Dans l’espèce humaine, nul ne peut advenir seul au sens de ce qui le fait être en tant que Sujet de lui-même. Cette dépendance qui fait la force et non pas la faiblesse de l’humain pose le cadre éthique de métiers pour lesquels l’engagement indispensable d’une part de soi-même est inconditionnellement associé au renoncement à l’exercice de la toute-puissance. « Savoir donner sans reprendre. Savoir donner sans attendre… » dit la chanson. Dans son ouvrage intitulé Le lien d’accompagnement, Paul Fustier montre qu’il y a un au-delà de la profession qui relève du métier et qui fait qu’un adulte éducateur ne sera jamais ni rémunéré ni reconnu à la hauteur de ce qu’il produit. Or dans un contexte sociétal où ne vaut que ce qui se montre l’obsolescence des métiers de l’humain ne peut être que programmée. Et les gamins sont les premières victimes de ce ratage des adultes dès lors que, l’accès à cette humble fierté d’être éducateur étant empêché, il n’existe pour l’enfant malmené d’autres alternatives que de paraître fou.

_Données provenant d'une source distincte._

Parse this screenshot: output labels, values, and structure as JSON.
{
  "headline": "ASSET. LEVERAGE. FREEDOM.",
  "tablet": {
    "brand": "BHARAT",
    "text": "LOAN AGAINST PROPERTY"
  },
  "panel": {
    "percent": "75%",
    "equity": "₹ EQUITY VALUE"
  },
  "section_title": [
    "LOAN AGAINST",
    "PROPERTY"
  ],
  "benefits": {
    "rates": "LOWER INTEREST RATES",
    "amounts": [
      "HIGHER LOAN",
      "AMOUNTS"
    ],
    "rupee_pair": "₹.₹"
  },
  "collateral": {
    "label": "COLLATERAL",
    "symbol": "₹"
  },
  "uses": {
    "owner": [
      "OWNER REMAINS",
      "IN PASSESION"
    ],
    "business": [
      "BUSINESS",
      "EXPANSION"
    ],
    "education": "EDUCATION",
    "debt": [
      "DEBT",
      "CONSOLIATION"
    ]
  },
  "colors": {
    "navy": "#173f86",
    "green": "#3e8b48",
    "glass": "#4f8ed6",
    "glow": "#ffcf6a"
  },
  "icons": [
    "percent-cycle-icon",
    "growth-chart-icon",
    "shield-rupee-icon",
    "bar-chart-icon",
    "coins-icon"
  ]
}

3 Replies to “Oui… ces gamins-là ne sont pas tous « psychiatriques »”
Il me semble que ce que tu évoques ici renvoie à une dérive sociale qui induit en permanence le clivage, la segmentation, le cloisonnement, la nomenclature; qui, au bout du compte produit une pseudo expertise de façade qui rend légitime le repli vers son pré carré. Si le Sujet est devenu incasable (donc fou), peut-être s’agit-il de reconsidérer la dimension des cases ? Ceci dit continue de panser, ça calme. Amitiés.
Merci de ton rappel aux fondamentaux sans …fondamentalisme.